In these last two cases, the portal will read the file, and if successful, present back to you a tabular view of what it's going to do. It might ask for further information or clarifications. The most common type of further information is a prefix - if the origins are relative paths, it needs to know the absolute root URL.

Read file from web also has an additional feature - binding. If you generate a Manifest from an externally hosted sheet (e.g., in Google Drive), the platform remembers that sheet. next time you open the Manifest in the Portal it can check to see if they are still in sync, and give you the opportunity to sync if not. This never happens automatically! Too dangerous!

For more details on what the platform expects to find in these source listing files, see Importing.

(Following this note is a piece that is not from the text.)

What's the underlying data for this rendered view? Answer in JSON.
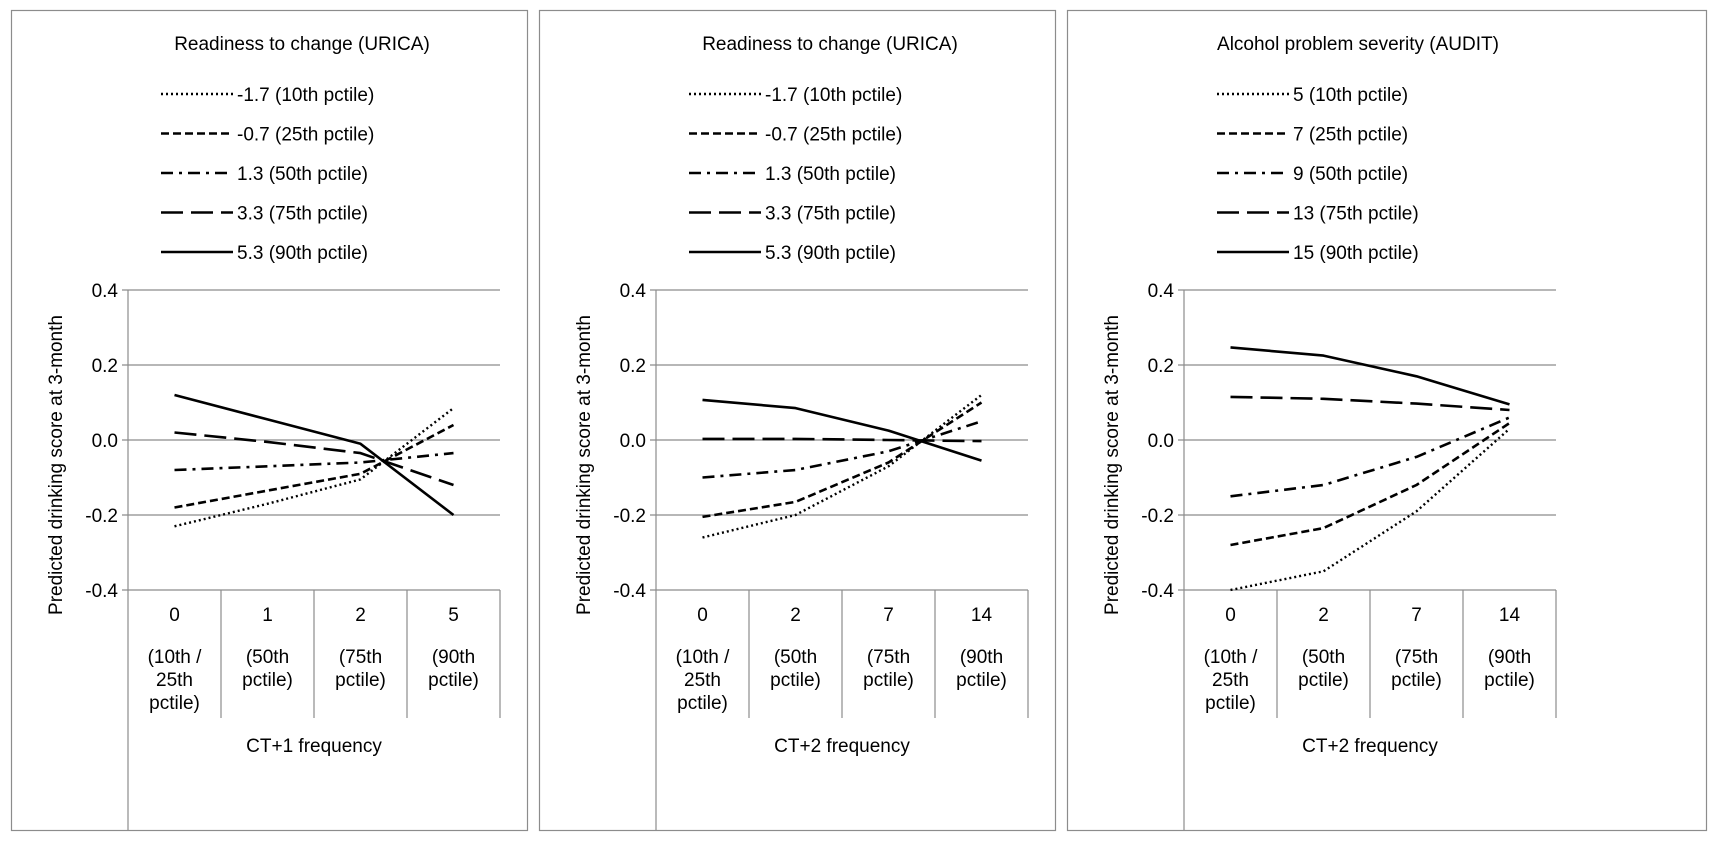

For Read file from web, if the platform detects that the pasted URL is an image, AV file or some other Content Resource, it will ask you whether you want to:

  • Register the content resource as an asset (and generate an image service, perform transcoding etc as appropriate)
  • Just use the remote resource directly on the canvas without registering it (the platform won't serve it and can't offer additional services like auth for it).
ℹ️

We should probably discourage FTP access from the portal as it involves the portal knowing your FTP credentials, however briefly.